Abstract:
The influence of mechanical activation and amount of Fe + Co + Cr binder on the combustion rate and maximum temperature, sample elongation during combustion, composite particle size and mixture yield after activation, phase composition and morphology of synthesis products in the Ni–Al–(Fe–Co–Cr) system was studied. Mechanical activation of the Ni + Al + $x$(Fe + Co + Cr) mixture allowed the samples to burn at room temperature with a Fe + Co + Cr binder content of up to 40%. Activation of the mixtures increased the combustion rate and temperature, sample elongation and porosity, and decreased their strength. An increase in the Fe + Co + Cr binder content in the activated Ni + Al + $x$(Fe + Co + Cr) mixture led to an increase in the mixture yield after mechanical activation, a decrease in the composite particle size and an elongation of the synthesis product samples.

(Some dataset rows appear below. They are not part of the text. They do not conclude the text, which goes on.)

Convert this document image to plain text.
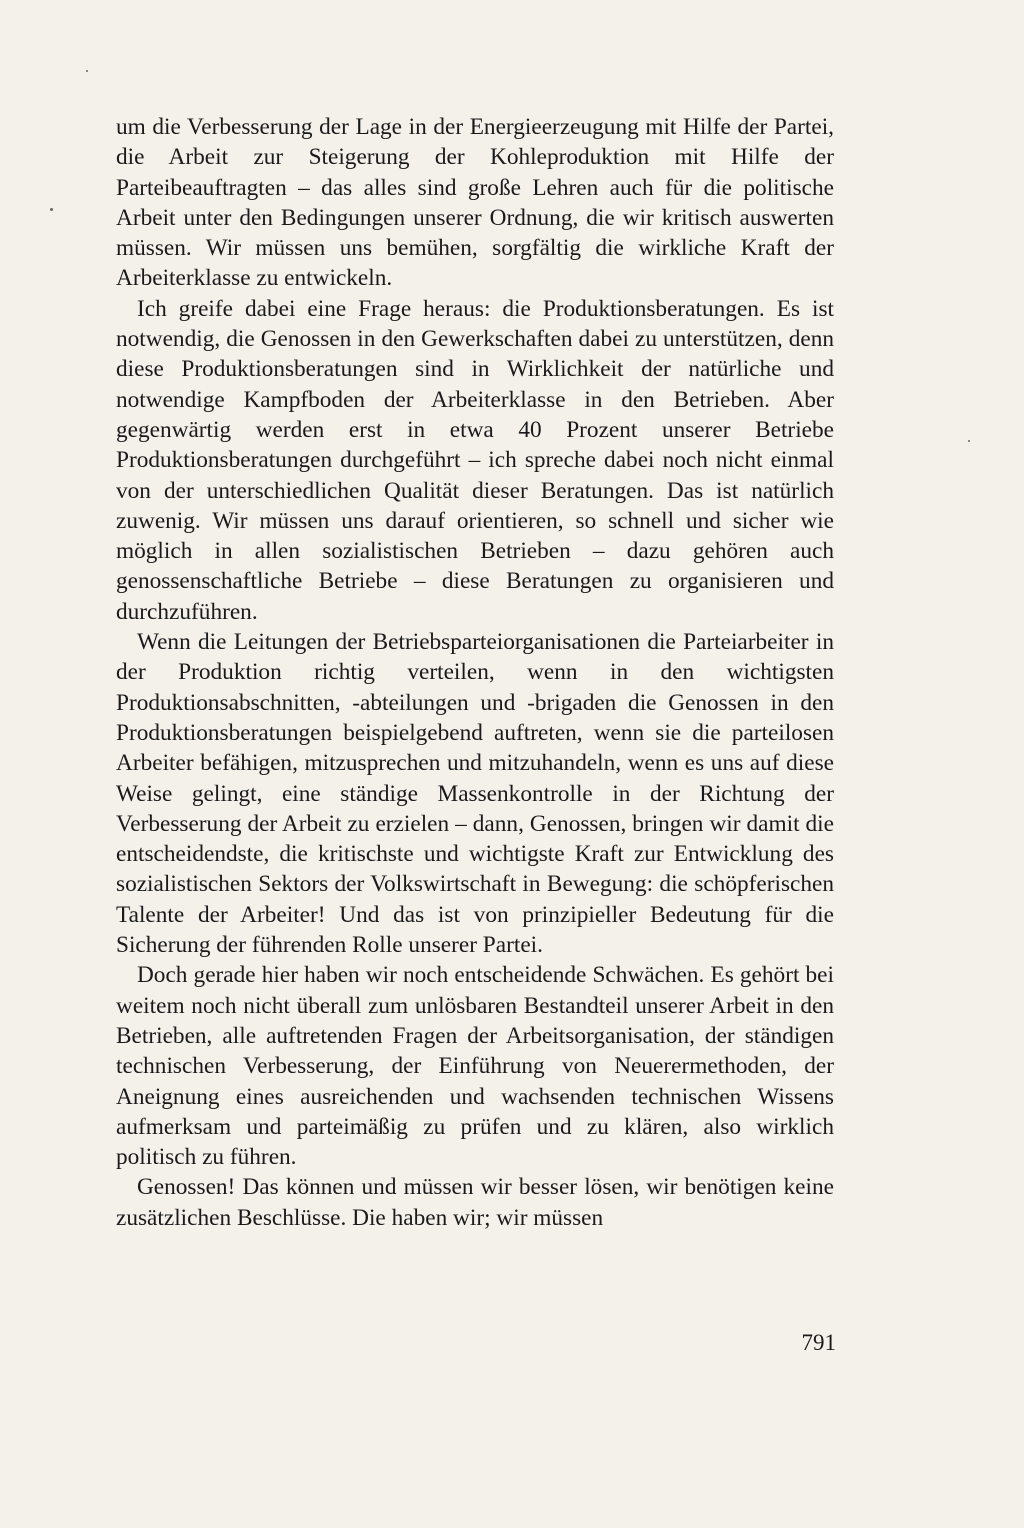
um die Verbesserung der Lage in der Energieerzeugung mit Hilfe der Partei, die Arbeit zur Steigerung der Kohleproduktion mit Hilfe der Parteibeauftragten – das alles sind große Lehren auch für die politische Arbeit unter den Bedingungen unserer Ordnung, die wir kritisch auswerten müssen. Wir müssen uns bemühen, sorgfältig die wirkliche Kraft der Arbeiterklasse zu entwickeln.

Ich greife dabei eine Frage heraus: die Produktionsberatungen. Es ist notwendig, die Genossen in den Gewerkschaften dabei zu unterstützen, denn diese Produktionsberatungen sind in Wirklichkeit der natürliche und notwendige Kampfboden der Arbeiterklasse in den Betrieben. Aber gegenwärtig werden erst in etwa 40 Prozent unserer Betriebe Produktionsberatungen durchgeführt – ich spreche dabei noch nicht einmal von der unterschiedlichen Qualität dieser Beratungen. Das ist natürlich zuwenig. Wir müssen uns darauf orientieren, so schnell und sicher wie möglich in allen sozialistischen Betrieben – dazu gehören auch genossenschaftliche Betriebe – diese Beratungen zu organisieren und durchzuführen.

Wenn die Leitungen der Betriebsparteiorganisationen die Parteiarbeiter in der Produktion richtig verteilen, wenn in den wichtigsten Produktionsabschnitten, -abteilungen und -brigaden die Genossen in den Produktionsberatungen beispielgebend auftreten, wenn sie die parteilosen Arbeiter befähigen, mitzusprechen und mitzuhandeln, wenn es uns auf diese Weise gelingt, eine ständige Massenkontrolle in der Richtung der Verbesserung der Arbeit zu erzielen – dann, Genossen, bringen wir damit die entscheidendste, die kritischste und wichtigste Kraft zur Entwicklung des sozialistischen Sektors der Volkswirtschaft in Bewegung: die schöpferischen Talente der Arbeiter! Und das ist von prinzipieller Bedeutung für die Sicherung der führenden Rolle unserer Partei.

Doch gerade hier haben wir noch entscheidende Schwächen. Es gehört bei weitem noch nicht überall zum unlösbaren Bestandteil unserer Arbeit in den Betrieben, alle auftretenden Fragen der Arbeitsorganisation, der ständigen technischen Verbesserung, der Einführung von Neuerermethoden, der Aneignung eines ausreichenden und wachsenden technischen Wissens aufmerksam und parteimäßig zu prüfen und zu klären, also wirklich politisch zu führen.

Genossen! Das können und müssen wir besser lösen, wir benötigen keine zusätzlichen Beschlüsse. Die haben wir; wir müssen

791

The dependence of the combustion rate of activated mixtures on the content of the Fe + Co + Cr binder is non-monotonic, and has a maximum at a binder content of 10%. High-entropy alloys – solid solutions based on intermetallic compounds NiAl and Ni$_3$Al – were synthesized by the SHS method.
Keywords:combustion, mechanical activation, intermetallic compounds, multicomponent high-entropy alloys, nickel aluminide, Ni + Al + $x$(Fe + Co + Cr), SHS.